Josivan da Fonseca Neto

Eu sou...
Josivan da Fonseca Neto, natural de Recife/PE, mais precisamente da várzea (bairro que tradicionalmente revela alguns artistas). Atualmente, residindo no bairro do Janga em Paulista/PE. Até mesmo essa região influencia àqueles que têm a sensibilidade pelas artes, pela sua beleza, seus costumes, o seu folclore. É impossível não despertar algum sentimento por todos esses encantos. Pernambuco é um estado rico nas artes, não preciso nem citar os nomes dos nossos artistas, pois são referências no Brasil e no mundo.
Sou graduado e pós-graduado em administração pela FCAP/UPE. Sou professor universitário, atualmente lecionando na Faculdade Decisão - FADE, em Paulista/PE, no curso de Administração. Também sou funcionário público em Pernambuco, além de ter trabalhado 14 anos em Instituição Financeira.
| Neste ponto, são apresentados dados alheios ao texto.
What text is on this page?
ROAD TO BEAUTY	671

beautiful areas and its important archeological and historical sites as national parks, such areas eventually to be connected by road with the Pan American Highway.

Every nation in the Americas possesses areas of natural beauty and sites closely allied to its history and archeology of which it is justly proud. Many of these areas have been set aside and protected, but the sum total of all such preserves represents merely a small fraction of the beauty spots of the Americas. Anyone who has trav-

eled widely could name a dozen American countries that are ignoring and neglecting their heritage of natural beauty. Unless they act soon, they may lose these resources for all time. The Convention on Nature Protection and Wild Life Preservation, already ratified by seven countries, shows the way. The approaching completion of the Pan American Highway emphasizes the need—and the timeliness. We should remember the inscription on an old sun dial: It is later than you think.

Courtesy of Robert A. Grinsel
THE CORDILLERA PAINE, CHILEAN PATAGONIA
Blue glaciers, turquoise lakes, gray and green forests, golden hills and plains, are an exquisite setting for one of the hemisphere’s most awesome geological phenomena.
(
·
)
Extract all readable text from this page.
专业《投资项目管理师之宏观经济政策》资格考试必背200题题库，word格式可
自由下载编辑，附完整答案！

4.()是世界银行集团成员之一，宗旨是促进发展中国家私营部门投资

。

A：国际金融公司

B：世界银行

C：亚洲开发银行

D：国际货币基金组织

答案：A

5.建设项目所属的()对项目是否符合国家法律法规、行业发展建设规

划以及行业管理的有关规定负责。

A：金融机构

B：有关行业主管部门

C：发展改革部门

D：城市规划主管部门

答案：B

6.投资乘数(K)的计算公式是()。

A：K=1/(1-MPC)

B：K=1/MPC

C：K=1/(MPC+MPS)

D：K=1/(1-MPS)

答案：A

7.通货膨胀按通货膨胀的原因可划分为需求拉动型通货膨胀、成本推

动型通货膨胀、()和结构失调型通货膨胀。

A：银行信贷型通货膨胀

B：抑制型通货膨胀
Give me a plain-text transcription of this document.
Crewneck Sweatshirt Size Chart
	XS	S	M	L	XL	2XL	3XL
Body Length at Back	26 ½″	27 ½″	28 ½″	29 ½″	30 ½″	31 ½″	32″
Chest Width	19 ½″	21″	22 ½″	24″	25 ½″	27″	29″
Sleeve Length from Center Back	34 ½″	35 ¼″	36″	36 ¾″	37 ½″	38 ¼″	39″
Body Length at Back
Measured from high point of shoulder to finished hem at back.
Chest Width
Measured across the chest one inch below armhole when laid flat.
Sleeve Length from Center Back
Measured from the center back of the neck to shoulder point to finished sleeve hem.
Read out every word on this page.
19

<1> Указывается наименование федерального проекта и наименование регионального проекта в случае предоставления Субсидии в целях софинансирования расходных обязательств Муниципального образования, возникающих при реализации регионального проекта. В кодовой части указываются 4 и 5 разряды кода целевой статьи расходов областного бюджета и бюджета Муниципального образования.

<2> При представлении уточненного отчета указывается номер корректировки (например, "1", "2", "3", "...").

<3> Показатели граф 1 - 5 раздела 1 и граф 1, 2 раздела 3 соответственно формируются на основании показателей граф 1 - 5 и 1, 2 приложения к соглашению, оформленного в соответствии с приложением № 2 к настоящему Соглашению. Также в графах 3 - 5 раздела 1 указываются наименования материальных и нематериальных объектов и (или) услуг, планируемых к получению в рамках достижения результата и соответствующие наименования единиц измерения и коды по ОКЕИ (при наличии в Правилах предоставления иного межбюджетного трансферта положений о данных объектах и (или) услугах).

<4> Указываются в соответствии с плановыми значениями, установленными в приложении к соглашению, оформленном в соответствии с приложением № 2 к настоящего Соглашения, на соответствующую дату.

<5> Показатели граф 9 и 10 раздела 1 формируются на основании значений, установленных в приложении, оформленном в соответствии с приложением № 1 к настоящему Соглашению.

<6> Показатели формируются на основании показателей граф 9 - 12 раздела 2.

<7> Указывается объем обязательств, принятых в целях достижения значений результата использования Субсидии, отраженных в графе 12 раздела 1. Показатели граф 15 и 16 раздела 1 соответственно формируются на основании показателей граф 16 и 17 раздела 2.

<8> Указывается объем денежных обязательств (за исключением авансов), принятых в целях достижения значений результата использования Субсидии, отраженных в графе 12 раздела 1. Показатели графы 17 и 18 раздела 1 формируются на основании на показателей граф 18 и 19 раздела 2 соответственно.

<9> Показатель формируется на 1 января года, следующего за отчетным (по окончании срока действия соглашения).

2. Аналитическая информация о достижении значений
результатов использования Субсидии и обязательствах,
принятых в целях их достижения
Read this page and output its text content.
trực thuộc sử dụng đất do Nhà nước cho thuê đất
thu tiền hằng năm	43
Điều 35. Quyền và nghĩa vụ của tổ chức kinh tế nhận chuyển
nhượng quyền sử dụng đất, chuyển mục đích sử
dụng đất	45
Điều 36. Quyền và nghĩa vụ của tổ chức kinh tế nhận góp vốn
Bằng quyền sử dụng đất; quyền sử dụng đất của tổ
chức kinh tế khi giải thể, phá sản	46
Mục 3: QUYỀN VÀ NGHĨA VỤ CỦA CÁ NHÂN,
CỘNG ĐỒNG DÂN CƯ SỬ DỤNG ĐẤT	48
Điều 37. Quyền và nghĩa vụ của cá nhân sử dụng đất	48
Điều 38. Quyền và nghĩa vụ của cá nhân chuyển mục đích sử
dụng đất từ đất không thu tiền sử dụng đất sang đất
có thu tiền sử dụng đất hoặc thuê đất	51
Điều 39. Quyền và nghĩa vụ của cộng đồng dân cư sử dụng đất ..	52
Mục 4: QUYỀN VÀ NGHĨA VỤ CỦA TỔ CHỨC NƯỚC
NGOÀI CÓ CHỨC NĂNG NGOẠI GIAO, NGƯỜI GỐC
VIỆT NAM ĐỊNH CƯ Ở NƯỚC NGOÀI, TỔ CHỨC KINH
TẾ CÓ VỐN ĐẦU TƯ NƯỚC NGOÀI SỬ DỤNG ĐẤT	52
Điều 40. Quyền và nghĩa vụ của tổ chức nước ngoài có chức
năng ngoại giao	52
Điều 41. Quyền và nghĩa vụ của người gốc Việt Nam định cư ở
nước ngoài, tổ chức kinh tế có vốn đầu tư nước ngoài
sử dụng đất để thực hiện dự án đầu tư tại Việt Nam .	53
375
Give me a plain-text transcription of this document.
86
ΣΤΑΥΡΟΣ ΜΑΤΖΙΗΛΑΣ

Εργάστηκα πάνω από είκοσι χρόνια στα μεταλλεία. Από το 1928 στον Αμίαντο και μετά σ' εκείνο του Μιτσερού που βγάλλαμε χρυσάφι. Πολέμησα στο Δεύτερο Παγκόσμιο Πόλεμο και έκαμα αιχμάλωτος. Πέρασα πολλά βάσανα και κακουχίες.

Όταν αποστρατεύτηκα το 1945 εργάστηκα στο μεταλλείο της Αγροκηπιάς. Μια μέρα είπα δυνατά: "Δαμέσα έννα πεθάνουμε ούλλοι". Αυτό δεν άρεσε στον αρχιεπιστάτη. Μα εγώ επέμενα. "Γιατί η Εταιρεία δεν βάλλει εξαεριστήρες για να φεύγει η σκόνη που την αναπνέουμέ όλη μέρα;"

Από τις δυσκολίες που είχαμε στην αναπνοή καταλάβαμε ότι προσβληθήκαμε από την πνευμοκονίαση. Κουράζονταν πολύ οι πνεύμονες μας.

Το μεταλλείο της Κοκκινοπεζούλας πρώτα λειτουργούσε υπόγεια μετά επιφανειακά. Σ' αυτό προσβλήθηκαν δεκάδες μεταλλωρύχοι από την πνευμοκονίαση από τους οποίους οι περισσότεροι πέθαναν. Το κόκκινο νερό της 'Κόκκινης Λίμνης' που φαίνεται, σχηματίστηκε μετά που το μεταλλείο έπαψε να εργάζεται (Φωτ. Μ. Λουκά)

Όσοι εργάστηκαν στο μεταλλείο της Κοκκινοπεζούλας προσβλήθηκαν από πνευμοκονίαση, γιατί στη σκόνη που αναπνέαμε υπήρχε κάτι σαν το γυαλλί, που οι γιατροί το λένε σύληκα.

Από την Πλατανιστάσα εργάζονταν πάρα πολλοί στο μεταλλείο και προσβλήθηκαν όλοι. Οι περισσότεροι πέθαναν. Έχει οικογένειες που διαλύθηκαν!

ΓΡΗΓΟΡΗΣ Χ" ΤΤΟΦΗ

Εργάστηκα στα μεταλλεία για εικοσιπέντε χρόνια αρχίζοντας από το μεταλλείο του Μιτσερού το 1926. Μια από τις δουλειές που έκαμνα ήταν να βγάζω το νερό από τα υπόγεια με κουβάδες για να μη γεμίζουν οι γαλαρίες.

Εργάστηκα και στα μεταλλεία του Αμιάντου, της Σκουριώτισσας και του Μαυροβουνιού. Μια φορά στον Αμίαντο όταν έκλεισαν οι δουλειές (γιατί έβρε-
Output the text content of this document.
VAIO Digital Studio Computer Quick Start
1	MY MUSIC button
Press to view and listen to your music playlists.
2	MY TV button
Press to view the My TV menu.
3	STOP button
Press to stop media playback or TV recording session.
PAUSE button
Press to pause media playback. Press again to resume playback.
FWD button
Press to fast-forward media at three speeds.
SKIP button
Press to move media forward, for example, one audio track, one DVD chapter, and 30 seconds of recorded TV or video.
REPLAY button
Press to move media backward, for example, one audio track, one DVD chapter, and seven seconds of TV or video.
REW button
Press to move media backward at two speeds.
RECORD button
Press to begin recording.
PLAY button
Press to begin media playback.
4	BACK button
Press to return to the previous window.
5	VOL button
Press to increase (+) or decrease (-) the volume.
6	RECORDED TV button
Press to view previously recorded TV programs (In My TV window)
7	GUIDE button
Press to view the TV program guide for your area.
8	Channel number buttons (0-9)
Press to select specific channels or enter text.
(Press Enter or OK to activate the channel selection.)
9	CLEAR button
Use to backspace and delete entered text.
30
Meu interesse pelas "letras"
O meu interesse por escrever já vem desde a tenra idade e adolescência. Sempre gostei de ler e ouvir histórias e estórias. Assistir filmes, principalmente os de ficção científica e futurista, mas não descartando os filmes antigos, pois sou fã daquelas séries antigas televisivas em preto e branco.

Escrever, no meu caso, é um prazer
Como em toda arte, creio que escrever é um dom natural. Não adianta escrever sem tê-lo, não escreva por querer escrever e sim, por amar escrever. Caso contrário seremos medíocres, pois o próprio leitor não vai aprovar. A escrita é como um quadro pintado, atrai. Se um quadro é belo, ele hipnotiza. Assim é na escrita, ou noutra arte. Ela chama a a nossa atenção. Infelizmente, no Brasil, nem sempre as pessoas fazem o que gostam, principalmente nas artes. O brasileiro ainda não tem essa sensibilidade para as artes, valorizá-la. Conheço pessoas e tenho amigos escritores, músicos, pintores e que são excelentes, e ainda não encontraram apoio, o que é lamentável para a arte.

Escrever, no meu caso, é um prazer
No meu caso, escrever é um prazer. Como disse anteriormente, sempre gostei de escrever, mas foi à partir do fim da adolescência que comecei a pôr no papel o que realmente penso e observo do mundo.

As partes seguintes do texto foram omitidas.